We identified a potential lead for antiviral drug discovery against the SARS-CoV-2 main protease. Our results will aid global efforts to find safe and effective remedies for COVID-19.
由严重急性呼吸综合征冠状病毒2(SARS-CoV-2)引起的2019冠状病毒病疫情自2019年12月以来已在全球肆虐,新病例仍在增加。人们持续遭受的痛苦促使科学家们研发安全有效的疗法来治疗这种致命的病毒性疾病。虽然重新利用美国食品药品监督管理局(FDA)批准的现有药物仍处于前沿,但从合成和天然化合物中探索候选药物也是一种可行的选择。本研究采用了一种全面的计算方法来筛选针对SARS-CoV-2 3CL蛋白酶(也称为主要蛋白酶)的抑制剂,这是治疗冠状病毒疾病的主要分子靶点。

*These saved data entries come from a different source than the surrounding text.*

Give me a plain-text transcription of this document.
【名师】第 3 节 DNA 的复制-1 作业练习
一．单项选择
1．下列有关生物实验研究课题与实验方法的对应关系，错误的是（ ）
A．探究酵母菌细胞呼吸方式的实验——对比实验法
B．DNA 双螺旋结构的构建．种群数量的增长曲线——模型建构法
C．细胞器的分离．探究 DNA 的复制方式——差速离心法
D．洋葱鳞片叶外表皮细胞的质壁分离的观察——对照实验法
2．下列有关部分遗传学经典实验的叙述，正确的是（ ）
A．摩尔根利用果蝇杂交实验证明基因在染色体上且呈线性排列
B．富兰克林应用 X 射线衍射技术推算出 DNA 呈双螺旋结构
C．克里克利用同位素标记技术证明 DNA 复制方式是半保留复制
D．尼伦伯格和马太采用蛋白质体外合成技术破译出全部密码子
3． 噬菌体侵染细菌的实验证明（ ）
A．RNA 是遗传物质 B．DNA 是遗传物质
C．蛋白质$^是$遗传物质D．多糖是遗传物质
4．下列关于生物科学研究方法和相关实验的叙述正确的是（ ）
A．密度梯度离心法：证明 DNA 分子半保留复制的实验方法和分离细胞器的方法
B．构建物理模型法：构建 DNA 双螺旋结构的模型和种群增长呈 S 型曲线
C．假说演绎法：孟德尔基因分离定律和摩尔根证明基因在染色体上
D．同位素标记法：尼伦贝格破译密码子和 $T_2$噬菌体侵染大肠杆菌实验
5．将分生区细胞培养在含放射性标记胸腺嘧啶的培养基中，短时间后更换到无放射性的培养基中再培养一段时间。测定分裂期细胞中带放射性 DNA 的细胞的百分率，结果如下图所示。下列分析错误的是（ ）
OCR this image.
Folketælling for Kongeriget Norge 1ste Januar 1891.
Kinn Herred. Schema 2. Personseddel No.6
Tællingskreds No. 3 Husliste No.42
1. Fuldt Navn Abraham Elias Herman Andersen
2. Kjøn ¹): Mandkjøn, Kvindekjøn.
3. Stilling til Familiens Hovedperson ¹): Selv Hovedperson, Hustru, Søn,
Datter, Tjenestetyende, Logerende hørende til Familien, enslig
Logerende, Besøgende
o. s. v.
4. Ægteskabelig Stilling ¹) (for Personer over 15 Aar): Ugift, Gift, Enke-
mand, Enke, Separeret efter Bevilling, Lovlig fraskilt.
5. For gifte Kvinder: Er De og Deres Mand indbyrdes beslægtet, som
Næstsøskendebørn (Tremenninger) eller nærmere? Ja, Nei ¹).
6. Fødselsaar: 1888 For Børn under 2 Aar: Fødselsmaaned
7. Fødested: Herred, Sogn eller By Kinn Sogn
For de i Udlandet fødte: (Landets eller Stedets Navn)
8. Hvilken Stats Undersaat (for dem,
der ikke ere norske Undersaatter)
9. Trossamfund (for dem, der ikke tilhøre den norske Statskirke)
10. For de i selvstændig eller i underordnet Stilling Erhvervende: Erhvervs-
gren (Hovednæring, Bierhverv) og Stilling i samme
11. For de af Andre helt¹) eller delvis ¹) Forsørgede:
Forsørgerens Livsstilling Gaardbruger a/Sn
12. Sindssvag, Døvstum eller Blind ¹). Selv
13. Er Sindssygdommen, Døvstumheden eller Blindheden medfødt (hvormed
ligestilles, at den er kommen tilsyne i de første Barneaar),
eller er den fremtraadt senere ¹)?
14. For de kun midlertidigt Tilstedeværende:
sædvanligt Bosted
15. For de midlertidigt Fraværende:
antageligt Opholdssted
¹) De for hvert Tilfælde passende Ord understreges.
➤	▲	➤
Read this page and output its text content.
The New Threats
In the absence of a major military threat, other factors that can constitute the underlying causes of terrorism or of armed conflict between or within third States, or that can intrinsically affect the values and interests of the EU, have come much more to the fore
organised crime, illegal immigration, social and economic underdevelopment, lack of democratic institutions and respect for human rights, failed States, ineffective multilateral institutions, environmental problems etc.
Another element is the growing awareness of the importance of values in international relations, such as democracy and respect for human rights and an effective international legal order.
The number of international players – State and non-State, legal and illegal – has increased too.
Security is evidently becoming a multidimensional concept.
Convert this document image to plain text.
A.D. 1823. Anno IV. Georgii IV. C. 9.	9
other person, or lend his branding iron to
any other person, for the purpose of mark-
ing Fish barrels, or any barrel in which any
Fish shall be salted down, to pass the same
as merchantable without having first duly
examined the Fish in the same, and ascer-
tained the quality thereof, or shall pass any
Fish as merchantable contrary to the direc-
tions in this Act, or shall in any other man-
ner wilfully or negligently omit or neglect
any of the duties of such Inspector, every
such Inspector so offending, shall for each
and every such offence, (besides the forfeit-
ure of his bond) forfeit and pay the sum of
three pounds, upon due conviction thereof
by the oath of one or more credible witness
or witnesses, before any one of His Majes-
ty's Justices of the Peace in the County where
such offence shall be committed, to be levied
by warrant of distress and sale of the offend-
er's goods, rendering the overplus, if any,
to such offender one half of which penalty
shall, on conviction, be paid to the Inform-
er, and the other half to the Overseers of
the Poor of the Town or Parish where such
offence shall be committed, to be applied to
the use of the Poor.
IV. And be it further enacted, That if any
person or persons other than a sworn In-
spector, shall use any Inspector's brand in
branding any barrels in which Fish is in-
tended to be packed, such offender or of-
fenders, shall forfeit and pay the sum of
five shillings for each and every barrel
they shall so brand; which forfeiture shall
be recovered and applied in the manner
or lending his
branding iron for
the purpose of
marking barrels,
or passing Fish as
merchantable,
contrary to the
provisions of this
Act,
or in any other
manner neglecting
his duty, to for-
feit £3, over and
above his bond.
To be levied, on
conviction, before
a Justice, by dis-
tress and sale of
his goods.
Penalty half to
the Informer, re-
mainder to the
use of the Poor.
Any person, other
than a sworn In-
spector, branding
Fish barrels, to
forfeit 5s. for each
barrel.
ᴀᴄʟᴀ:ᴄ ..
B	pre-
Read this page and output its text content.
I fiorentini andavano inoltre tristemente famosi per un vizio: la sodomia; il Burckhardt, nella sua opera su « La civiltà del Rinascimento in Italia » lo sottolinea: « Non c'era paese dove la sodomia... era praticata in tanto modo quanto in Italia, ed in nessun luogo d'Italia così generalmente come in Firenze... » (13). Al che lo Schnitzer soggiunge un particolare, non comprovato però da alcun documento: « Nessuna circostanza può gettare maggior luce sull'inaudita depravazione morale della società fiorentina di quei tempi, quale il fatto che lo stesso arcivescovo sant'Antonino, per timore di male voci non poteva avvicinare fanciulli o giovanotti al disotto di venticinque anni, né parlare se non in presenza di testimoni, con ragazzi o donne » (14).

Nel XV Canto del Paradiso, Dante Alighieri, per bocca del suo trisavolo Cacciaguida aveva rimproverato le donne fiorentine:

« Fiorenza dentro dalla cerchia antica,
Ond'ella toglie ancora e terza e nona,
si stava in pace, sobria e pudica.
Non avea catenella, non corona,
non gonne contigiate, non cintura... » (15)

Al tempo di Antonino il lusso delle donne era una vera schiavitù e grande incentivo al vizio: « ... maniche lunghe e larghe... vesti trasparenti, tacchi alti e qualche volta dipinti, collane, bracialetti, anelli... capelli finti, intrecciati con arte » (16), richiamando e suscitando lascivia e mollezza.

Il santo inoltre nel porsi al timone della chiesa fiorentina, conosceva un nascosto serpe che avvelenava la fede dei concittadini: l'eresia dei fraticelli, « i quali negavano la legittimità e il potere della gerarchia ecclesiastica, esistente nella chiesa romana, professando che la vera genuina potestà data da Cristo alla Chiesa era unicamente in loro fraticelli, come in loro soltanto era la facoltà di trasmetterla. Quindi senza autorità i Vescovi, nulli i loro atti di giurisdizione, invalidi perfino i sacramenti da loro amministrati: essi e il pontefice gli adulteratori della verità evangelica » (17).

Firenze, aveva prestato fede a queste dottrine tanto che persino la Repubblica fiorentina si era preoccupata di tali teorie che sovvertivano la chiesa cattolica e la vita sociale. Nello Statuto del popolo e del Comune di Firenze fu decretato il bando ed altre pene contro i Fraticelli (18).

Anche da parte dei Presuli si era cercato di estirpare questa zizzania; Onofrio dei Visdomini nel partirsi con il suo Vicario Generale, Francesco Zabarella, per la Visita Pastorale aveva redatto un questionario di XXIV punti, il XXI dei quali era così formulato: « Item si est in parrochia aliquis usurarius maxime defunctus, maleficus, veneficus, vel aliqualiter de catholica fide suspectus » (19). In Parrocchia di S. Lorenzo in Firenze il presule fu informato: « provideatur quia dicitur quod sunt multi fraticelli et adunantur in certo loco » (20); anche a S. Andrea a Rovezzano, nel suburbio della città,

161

我们对3CL蛋白酶的三个高分辨率X射线晶体结构进行了100纳秒的GROMACS分子动力学模拟。我们以10纳秒的间隔提取帧,以模拟目标蛋白在生物环境中的构象多样性。然后,我们使用AutoDock Vina分子对接对西格玛奥德里奇公司的MyriaScreen Diversity Library II进行虚拟筛选,该库包含10000种具有不同化学类型的类药物小分子。随后,我们对物理化学性质、药代动力学参数和毒性特征进行了计算机模拟计算。最后,我们分析了入围化合物的氢键和其他蛋白质-配体相互作用。
在对3CL蛋白酶晶体结构6LZE、6M0K和6YB7进行的100纳秒分子动力学模拟中,整体结构保持完整,平均Cα均方根偏差(RMSD)分别为1.96(±0.35)埃、1.98(±0.21)埃和1.94(±0.25)埃。平均均方根波动(RMSF)值分别为1.21±0.79(6LZE)、1.12±0.72(6M0K)和1.11±0.60(6YB7)。在对MyriaScreen Diversity Library II进行两阶段的AutoDock Vina虚拟筛选后,我们列出了前20种配体。考虑到预测的口服生物利用度、类药物性质和毒性特征,我们选择了四种有前景的先导化合物。这些化合物还表现出良好的蛋白质-配体相互作用。然后,我们对四个选定的分子和晶体结构6LZE中的参考配体11a进行了50纳秒的分子动力学模拟。对模拟轨迹上的RMSF、RMSD和氢键的分析表明,与其他分子相比,S51765与3CL蛋白酶形成的蛋白质-配体复合物更稳定。对短程库仑势和伦纳德-琼斯势的深入分析也揭示了S51765与3CL蛋白酶的有利结合。
我们确定了一种针对SARS-CoV-2主要蛋白酶的抗病毒药物发现的潜在先导化合物。我们的结果将有助于全球寻找治疗2019冠状病毒病的安全有效疗法的努力。